On entend par «humus» les formes stables de la matière morte organique du sol qui proviennent, entre autres, des racines, des résidus de récolte et des engrais organiques. Certains composants de la matière organique sont décomposés en l’espace de quelques semaines ou quelques mois par les animaux et les micro-organismes du sol, alors que d’autres restent dans le sol sous forme d’humus pendant des décennies, voire des siècles.
Afin de garantir la fertilité du sol, la décomposition et l’apport ultérieur d’humus doivent approximativement se contrebalancer, autrement dit le bilan humique doit être équilibré. L’apport de matériel organique se fait p. ex. par l’intermédiaire de plantes mortes (dont les résidus de récolte) et d’engrais organiques (p. ex. fumier, compost). L’énergie et les nutriments disponibles liés à la matière organique sont utilisés lors de la décomposition de celle-ci par les organismes du sol; la matière organique du sol est alors minéralisée, autrement dit transformée en composants inorganiques simples (dioxyde de carbone, eau et substances inorganiques assimilables par les plantes). Un travail intensif du sol (travail primaire du sol en profondeur et préparation du lit de semences fin sur toute la surface), effectué p. ex. pour la culture de plantes telles que les pommes de terre, accélère la minéralisation. Celle-ci est par contre retardée dans le cas des prairies artificielles pluriannuelles. Dans le cadre du DC-IAE, le bilan d’humus est calculé selon la méthode de Neyroud et al. (1997). Vous trouverez davantage d’information sur le mode de calcul ci-dessous.

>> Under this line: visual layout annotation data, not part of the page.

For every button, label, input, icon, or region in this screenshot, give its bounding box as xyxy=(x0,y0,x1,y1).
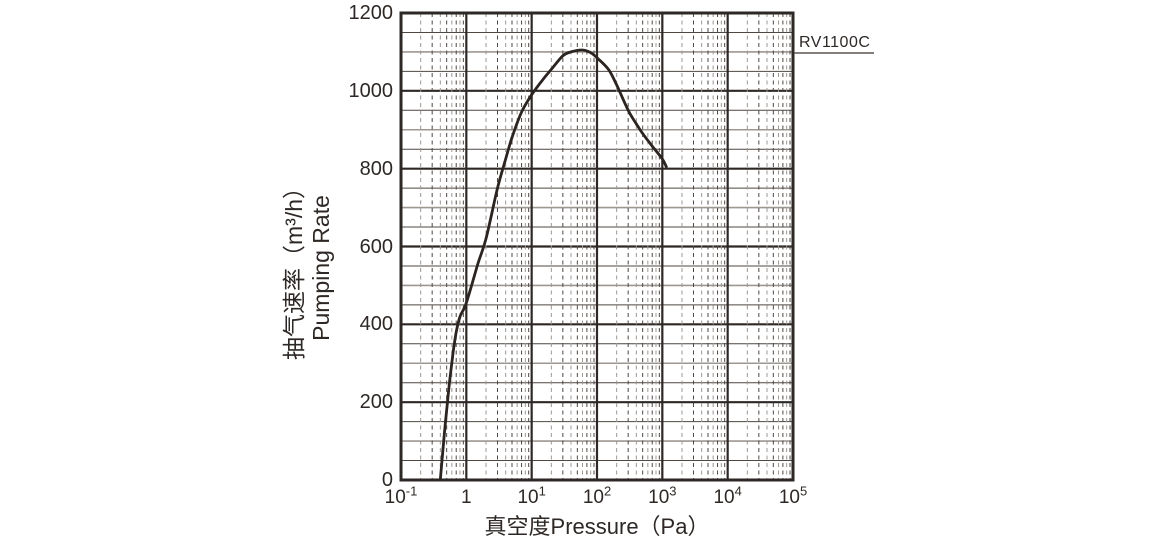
x-tick-label: 105 xyxy=(778,483,808,508)
y-tick-label: 1200 xyxy=(348,2,394,24)
y-tick-label: 200 xyxy=(359,391,393,414)
x-tick-label: 1 xyxy=(461,487,472,508)
y-axis-title-line1: 抽气速率（m³/h） xyxy=(281,176,307,360)
x-axis-title: 真空度Pressure（Pa） xyxy=(484,514,710,539)
y-tick-label: 600 xyxy=(359,235,393,258)
y-axis-title: 抽气速率（m³/h） Pumping Rate xyxy=(281,176,335,360)
pumping-rate-curve xyxy=(438,48,668,482)
x-tick-label: 103 xyxy=(648,483,677,508)
series-label: RV1100C xyxy=(799,34,871,51)
y-tick-label: 0 xyxy=(381,469,393,491)
plot-border xyxy=(399,11,795,482)
y-tick-label: 800 xyxy=(359,157,393,180)
y-tick-label: 400 xyxy=(359,313,393,336)
y-axis-title-line2: Pumping Rate xyxy=(308,195,334,341)
y-tick-label: 1000 xyxy=(348,79,394,102)
x-tick-label: 101 xyxy=(517,483,546,508)
x-tick-label: 102 xyxy=(582,483,612,508)
x-tick-label: 10-1 xyxy=(384,483,418,508)
x-tick-label: 104 xyxy=(713,483,742,508)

Pour déterminer la décomposition de l’humus, il faut tout d’abord calculer la teneur minimale en humus souhaitée. Celle-ci est extrapolée en quantité d’humus (en kg/ha) pour la masse de couche arable travaillée (en t/ha). Elle est ensuite multipliée par le coefficient de décomposition net (dépendant de la teneur en argile, du pH du sol et de l’intensité de travail du sol) pour estimer la perte en humus (en kg/ha et par an). Pour des teneurs en argile supérieures à 10%, la teneur minimale en humus souhaitée augmente de manière linéaire avec la teneur en argile du sol. La masse de la couche arable par ha est déterminée par l’épaisseur et la densité de la couche arable. On admet pour simplifier que la couche arable a une épaisseur d’environ 0.3 m et une densité de stockage de 1350 kg/m3, ce qui donne une masse de sol de 4000 t/ha. Les facteurs suivants sont pris en compte dans le calcul du coefficient de décomposition:
Teneur en argile du sol: une teneur en argile plus élevée retarde la décomposition de l’humus, car les particules d’humus sont plus fortement liées aux particules d’argile, voire y sont enfermées (complexes argilo-humiques).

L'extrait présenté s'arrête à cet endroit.